Is 'Pink = Girly' a Myth? - baazaar
http://priceonomics.com/is-pink--girly-a-myth/
======
tzs
I'm not sure you can really tell much about women's color preferences from
bridesmaids dresses. A lot of women seem to think that brides tend to pick
ugly dresses for their bridesmaids.

Some claim this is because they do not want the bridesmaids to outshine the
bride. Others say it is because they need a design that works well for a group
that may consist of people with different skin tones, sizes, and shapes, and
that is not too expensive for the bridesmaids to buy, and this limits choices.
Whatever the reason, it seems that a lot of these dresses are ones that the
bridesmaids would not be choosing if they got to pick their own dresses.

That said, yes, pink = girls, blue = boys is a fairly modern convention.
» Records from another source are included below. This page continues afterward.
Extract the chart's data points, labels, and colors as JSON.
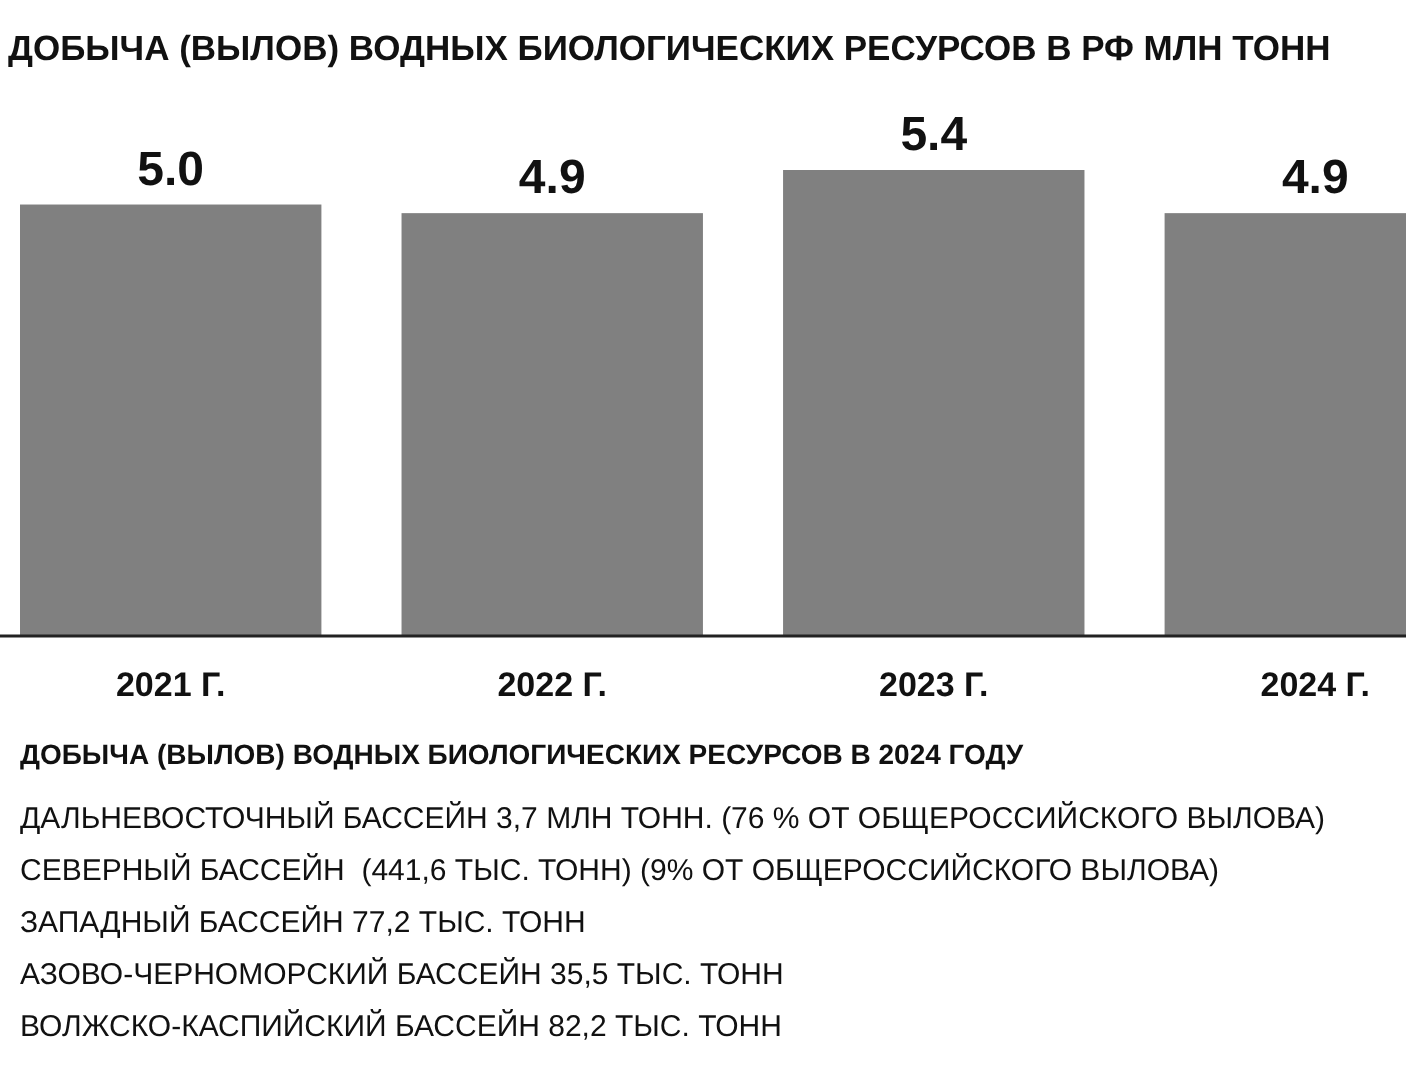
{
  "chart_data": {
    "type": "bar",
    "title": "ДОБЫЧА (ВЫЛОВ) ВОДНЫХ БИОЛОГИЧЕСКИХ РЕСУРСОВ В РФ МЛН ТОНН",
    "subtitle": "ДОБЫЧА (ВЫЛОВ) ВОДНЫХ БИОЛОГИЧЕСКИХ РЕСУРСОВ В 2024 ГОДУ",
    "categories": [
      "2021 Г.",
      "2022 Г.",
      "2023 Г.",
      "2024 Г."
    ],
    "values": [
      5.0,
      4.9,
      5.4,
      4.9
    ],
    "value_labels": [
      "5.0",
      "4.9",
      "5.4",
      "4.9"
    ],
    "color": "#808080",
    "tick_labels": "x",
    "annotations": [
      "ДАЛЬНЕВОСТОЧНЫЙ БАССЕЙН 3,7 МЛН ТОНН. (76 % ОТ ОБЩЕРОССИЙСКОГО ВЫЛОВА)",
      "СЕВЕРНЫЙ БАССЕЙН  (441,6 ТЫС. ТОНН) (9% ОТ ОБЩЕРОССИЙСКОГО ВЫЛОВА)",
      "ЗАПАДНЫЙ БАССЕЙН 77,2 ТЫС. ТОНН",
      "АЗОВО-ЧЕРНОМОРСКИЙ БАССЕЙН 35,5 ТЫС. ТОНН",
      "ВОЛЖСКО-КАСПИЙСКИЙ БАССЕЙН 82,2 ТЫС. ТОНН"
    ]
  }
}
This
was covered on the "Adam Ruins Summer Fun" episode of the excellent new show
"Adam Ruins Everything" on TruTV [1].

Here is the reference cited on that episode for their discussion of boy/girl
blue/pink [2].

[1]
[https://en.wikipedia.org/wiki/Adam_Ruins_Everything](https://en.wikipedia.org/wiki/Adam_Ruins_Everything)

[2] [http://www.smithsonianmag.com/arts-culture/when-did-girls-
st...](http://www.smithsonianmag.com/arts-culture/when-did-girls-start-
wearing-pink-1370097/?no-ist)

------
kitwalker12
I saw an episode of QI, in which Fry said up until 20th century pink was for
boys and blue was for girls